Greenhouses routinely enrich their atmospheres with additional CO₂ because growers understand something obvious: plants generally grow faster and more efficiently when more carbon is available.

Carbon is food.

That is not ideology.

It is biology.

Coal, viewed through this lens, becomes something rather different from the caricature presented in modern political discourse.

Coal is not merely fuel.

Coal is ancient atmospheric carbon.

It is the fossilized remains of a biological process that locked away enormous quantities of carbon over hundreds of millions of years.

Every lump represents a fragment of a prehistoric atmosphere buried beneath our feet.

Burning coal does not create carbon from nothing.

It releases carbon that once belonged to the living system of the planet in the first place.

One may debate the wisdom, speed, scale, or consequences of doing so.

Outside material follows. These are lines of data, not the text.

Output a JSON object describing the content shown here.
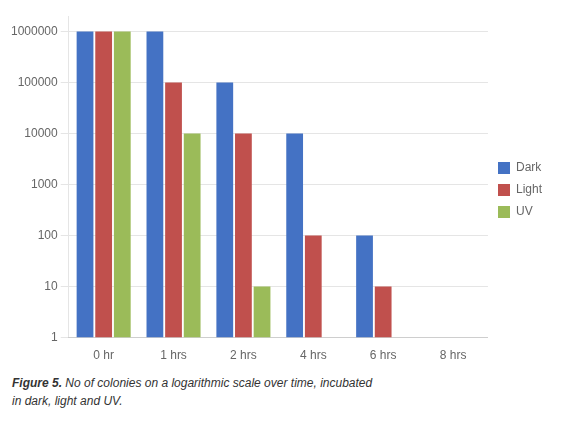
{
  "chart_data": {
    "type": "bar",
    "categories": [
      "0 hr",
      "1 hrs",
      "2 hrs",
      "4 hrs",
      "6 hrs",
      "8 hrs"
    ],
    "series": [
      {
        "name": "Dark",
        "color": "#4472C4",
        "values": [
          1000000,
          1000000,
          100000,
          10000,
          100,
          null
        ]
      },
      {
        "name": "Light",
        "color": "#C0504D",
        "values": [
          1000000,
          100000,
          10000,
          100,
          10,
          null
        ]
      },
      {
        "name": "UV",
        "color": "#9BBB59",
        "values": [
          1000000,
          10000,
          10,
          null,
          null,
          null
        ]
      }
    ],
    "log": "y",
    "ylim": [
      1,
      2000000
    ],
    "yticks": [
      1,
      10,
      100,
      1000,
      10000,
      100000,
      1000000
    ],
    "grid": true,
    "legend": "right",
    "annotations": [
      "Figure 5.",
      "No of colonies on a logarithmic scale over time, incubated",
      "in dark, light and UV."
    ]
  }
}
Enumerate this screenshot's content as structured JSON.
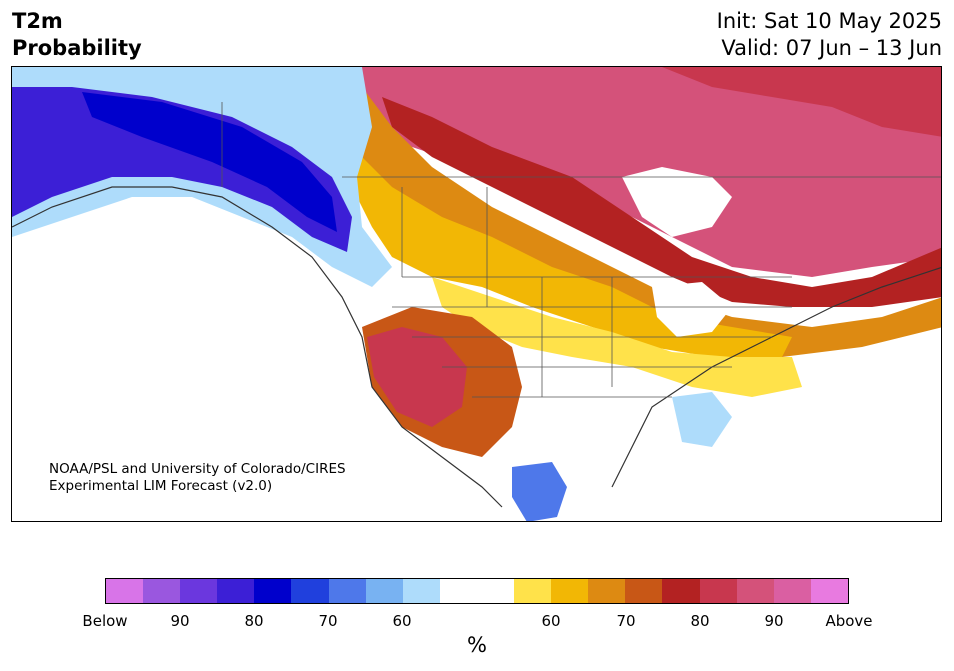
{
  "header": {
    "title_line1": "T2m",
    "title_line2": "Probability",
    "init": "Init: Sat 10 May 2025",
    "valid": "Valid: 07 Jun – 13 Jun"
  },
  "credit": {
    "line1": "NOAA/PSL and University of Colorado/CIRES",
    "line2": "Experimental LIM Forecast (v2.0)"
  },
  "colorbar": {
    "colors": [
      "#d874e8",
      "#9a57df",
      "#6b37de",
      "#3c1fd6",
      "#0000cc",
      "#2040dd",
      "#4e78ea",
      "#78b2f2",
      "#aedcfb",
      "#ffffff",
      "#ffffff",
      "#ffe24a",
      "#f2b705",
      "#dd8a12",
      "#c85716",
      "#b32222",
      "#c8374e",
      "#d4527a",
      "#da5fa2",
      "#e87ae0"
    ],
    "tick_labels": [
      "Below",
      "90",
      "80",
      "70",
      "60",
      "60",
      "70",
      "80",
      "90",
      "Above"
    ],
    "unit": "%"
  },
  "map": {
    "regions": [
      {
        "name": "alaska-below-warm",
        "color": "#aedcfb"
      },
      {
        "name": "alaska-below",
        "color": "#3c1fd6"
      },
      {
        "name": "alaska-below-strong",
        "color": "#0000cc"
      },
      {
        "name": "canada-above",
        "color": "#d4527a"
      },
      {
        "name": "hudson-above-strong",
        "color": "#b32222"
      },
      {
        "name": "prairie-above",
        "color": "#f2b705"
      },
      {
        "name": "southwest-above",
        "color": "#c8374e"
      },
      {
        "name": "midwest-above",
        "color": "#ffe24a"
      },
      {
        "name": "southeast-below",
        "color": "#aedcfb"
      },
      {
        "name": "mexico-below",
        "color": "#4e78ea"
      }
    ]
  }
}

Those are legitimate discussions.

But pretending that carbon itself is some alien poison injected into a pristine Earth misses the point entirely.

Carbon is life.

Always was.

Always will be.

The truly fascinating question is not whether carbon dioxide matters.

Of course it matters.

The fascinating question is whether humanity has correctly identified where the balance actually lies—or whether future generations may look back at our era and conclude that we spent decades fighting the very substance that made complex life possible in the first place.

History has a dark sense of humor.

It would not be the first time humanity declared war on something it fundamentally misunderstood.